Where job drain is biggest (it's not Ohio)
In percentage terms, Massachusetts tops the list of job-losing states since 2001
Here along Highway 495, a crescent of asphalt arching around Boston's suburbs, the effects of large-scale layoffs the past four years are visible from local restaurants to defunct car washes. When Lucent Technologies laid off close to 3,000 workers here between 2001 and 2002, half a mile away the lunch crowd at the Loft Restaurant and Bar thinned to a tiny gaggle. Business at the local car wash nose-dived.
Development of a nearby strip mall stopped. "Lucent's employees were the heart of a lot of business here," says Loft owner Jane Cassidy, gazing at the restaurant's mahogany bar. Lost jobs, especially in high-tech manufacturing, have become as familiar here as bad driving and Red Sox boosterism.
The job-drain problem runs nationwide, of course, with some 2.3 million more jobs lost than gained since 2001. But some states have been hit harder than others, and by one measure Massachusetts tops the list. It has lost a higher percentage of jobs the past three years - 6 percent - than any other state, according to data released this month by the Labor Department.
The reasons here and in other hardest-hit states are varied, and suggest why the job issue is both at the centerpiece of the presidential campaign and difficult for politicians to solve. Outsourcing, enemy No. 1 in current discussions of the job dearth, is part of the problem. Lucent's jobs, for example, went to China and Canada. Meanwhile, if manufacturers aren't moving work offshore, they are learning to produce more efficiently at home, shedding workers in the process.
But there are other factors at work. Corporate scandals. The 9/11 attacks. Even drought. And as happened in North Andover, cutbacks at one large employer ripple outward in local economies, affecting small business and consumer buying.
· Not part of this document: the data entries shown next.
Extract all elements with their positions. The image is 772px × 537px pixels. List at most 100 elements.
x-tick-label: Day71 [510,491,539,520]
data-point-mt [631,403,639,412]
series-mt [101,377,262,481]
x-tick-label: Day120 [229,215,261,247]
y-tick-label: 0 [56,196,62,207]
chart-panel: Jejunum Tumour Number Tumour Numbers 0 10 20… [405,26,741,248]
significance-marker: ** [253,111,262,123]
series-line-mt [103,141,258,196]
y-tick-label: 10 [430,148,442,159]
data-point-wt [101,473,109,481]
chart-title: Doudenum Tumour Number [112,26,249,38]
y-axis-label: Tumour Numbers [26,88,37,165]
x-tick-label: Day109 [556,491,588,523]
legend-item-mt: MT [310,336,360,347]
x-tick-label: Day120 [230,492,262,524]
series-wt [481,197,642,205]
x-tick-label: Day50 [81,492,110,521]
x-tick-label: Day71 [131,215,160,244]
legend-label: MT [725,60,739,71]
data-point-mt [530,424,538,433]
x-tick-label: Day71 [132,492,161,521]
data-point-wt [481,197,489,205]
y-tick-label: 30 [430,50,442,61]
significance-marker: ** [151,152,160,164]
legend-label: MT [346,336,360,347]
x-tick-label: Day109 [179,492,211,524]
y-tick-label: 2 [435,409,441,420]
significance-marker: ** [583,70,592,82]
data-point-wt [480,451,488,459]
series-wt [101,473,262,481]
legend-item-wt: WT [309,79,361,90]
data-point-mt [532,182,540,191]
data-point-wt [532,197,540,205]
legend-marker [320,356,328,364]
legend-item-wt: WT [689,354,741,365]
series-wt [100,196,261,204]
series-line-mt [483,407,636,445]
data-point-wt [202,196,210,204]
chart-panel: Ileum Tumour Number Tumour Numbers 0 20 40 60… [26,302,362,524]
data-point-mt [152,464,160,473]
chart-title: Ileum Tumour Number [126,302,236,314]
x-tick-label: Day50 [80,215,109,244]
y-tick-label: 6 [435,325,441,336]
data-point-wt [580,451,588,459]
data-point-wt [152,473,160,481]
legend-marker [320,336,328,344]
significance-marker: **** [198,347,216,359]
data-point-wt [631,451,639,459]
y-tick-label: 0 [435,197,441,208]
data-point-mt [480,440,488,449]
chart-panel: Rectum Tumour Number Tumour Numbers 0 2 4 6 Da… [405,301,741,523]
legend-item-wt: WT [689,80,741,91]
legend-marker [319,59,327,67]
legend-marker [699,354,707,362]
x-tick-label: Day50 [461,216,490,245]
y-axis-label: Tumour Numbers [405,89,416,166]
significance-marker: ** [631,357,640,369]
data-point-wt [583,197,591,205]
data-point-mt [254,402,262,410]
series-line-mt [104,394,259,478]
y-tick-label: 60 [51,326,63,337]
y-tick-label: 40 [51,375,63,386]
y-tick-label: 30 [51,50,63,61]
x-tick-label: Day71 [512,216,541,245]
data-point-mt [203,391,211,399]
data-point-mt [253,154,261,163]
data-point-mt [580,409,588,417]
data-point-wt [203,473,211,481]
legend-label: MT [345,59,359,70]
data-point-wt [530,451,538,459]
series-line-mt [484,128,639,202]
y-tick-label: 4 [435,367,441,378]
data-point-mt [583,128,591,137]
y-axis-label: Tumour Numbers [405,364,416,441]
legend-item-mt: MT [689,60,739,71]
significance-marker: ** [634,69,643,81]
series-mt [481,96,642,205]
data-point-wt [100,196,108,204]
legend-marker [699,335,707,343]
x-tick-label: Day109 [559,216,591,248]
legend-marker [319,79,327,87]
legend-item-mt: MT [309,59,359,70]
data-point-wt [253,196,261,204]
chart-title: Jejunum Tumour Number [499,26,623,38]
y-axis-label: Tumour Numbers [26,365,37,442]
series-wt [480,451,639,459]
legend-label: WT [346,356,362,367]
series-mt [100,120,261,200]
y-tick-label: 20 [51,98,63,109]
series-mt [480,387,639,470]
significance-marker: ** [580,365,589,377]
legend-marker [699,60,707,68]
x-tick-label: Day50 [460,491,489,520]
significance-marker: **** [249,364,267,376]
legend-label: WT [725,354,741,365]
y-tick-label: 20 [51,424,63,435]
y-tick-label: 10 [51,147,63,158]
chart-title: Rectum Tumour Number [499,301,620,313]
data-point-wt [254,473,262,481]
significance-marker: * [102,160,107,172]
"This isn't just about outsourcing overseas as many people are saying," says Doug Woodward, an economics professor at the University of South Carolina. "This is a complex issue that varies state to state."
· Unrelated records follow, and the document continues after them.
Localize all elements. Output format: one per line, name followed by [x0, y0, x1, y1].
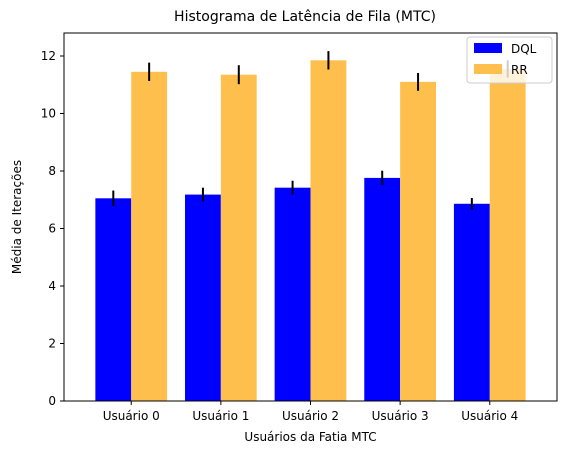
- y-tick-label-3: 6: [48, 222, 56, 236]
- y-axis: 0 2 4 6 8 10 12: [41, 49, 64, 408]
- bar-rr-2: [310, 60, 347, 402]
- legend-swatch-dql: [474, 43, 502, 53]
- bar-dql-1: [185, 194, 221, 401]
- legend-label-dql: DQL: [511, 42, 537, 56]
- legend: DQL RR: [466, 36, 553, 84]
- plot-area: [95, 51, 526, 402]
- legend-swatch-rr: [474, 64, 502, 74]
- y-tick-label-5: 10: [41, 107, 56, 121]
- x-tick-label-2: Usuário 2: [282, 409, 339, 423]
- bar-rr-4: [489, 68, 526, 401]
- bar-dql-4: [453, 203, 490, 401]
- bar-rr-1: [220, 74, 257, 401]
- bar-dql-0: [95, 198, 132, 401]
- y-axis-label: Média de Iterações: [10, 160, 24, 274]
- y-tick-label-4: 8: [48, 164, 56, 178]
- x-axis-label: Usuários da Fatia MTC: [244, 430, 376, 444]
- y-tick-label-1: 2: [48, 337, 56, 351]
- legend-label-rr: RR: [511, 63, 528, 77]
- x-tick-label-3: Usuário 3: [372, 409, 429, 423]
- bar-dql-2: [274, 187, 311, 401]
- bar-rr-3: [400, 81, 436, 401]
- y-tick-label-0: 0: [48, 394, 56, 408]
- x-tick-label-0: Usuário 0: [103, 409, 160, 423]
- x-tick-label-1: Usuário 1: [192, 409, 249, 423]
- y-tick-label-6: 12: [41, 49, 56, 63]
- x-tick-label-4: Usuário 4: [461, 409, 518, 423]
- x-axis: Usuário 0 Usuário 1 Usuário 2 Usuário 3 Usuá…: [103, 401, 518, 423]
- y-tick-label-2: 4: [48, 279, 56, 293]
- bar-dql-3: [364, 177, 401, 401]
- bar-rr-0: [131, 71, 168, 401]
- chart-title: Histograma de Latência de Fila (MTC): [174, 9, 436, 25]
Consider a few of the states that have lost jobs: Massachusetts, Colorado, Ohio, Illinois, and South Carolina.
In Massachusetts, job losses are rooted in the woes of the very industries that made the state an engine of the new economy during the '90s.
The decline of high-tech, prompted largely by a bursting stock market bubble in 2001, hit the state's information-based economy with inordinant force.
"The customers we serve got very conservative about how much they were willing to spend for our equipment," says Mary Wark, a Lucent spokesperson.
In addition to outsourcing some work overseas, the company also began working with contractors who paid their employees part-time wages of $9 compared to the minimum of $16 to $25 they received from Lucent, says Gary Nilsson, who heads the local Communication Workers of America union here.
Ohio has also seen a big loss of jobs, but it exemplifies another side of the nationwide trend in manufacturing. The state is known for manufacturing heavy durable goods like appliances and automobiles. Jobs have leaked from these industries for several decades, largely because of pressure overseas.
But the 3.8 percent job decline in Ohio since 2001 was based primarily on factories' investments in better technology during the late 1990s. When the recession came, factories were able to increase productivity while still laying off thousands.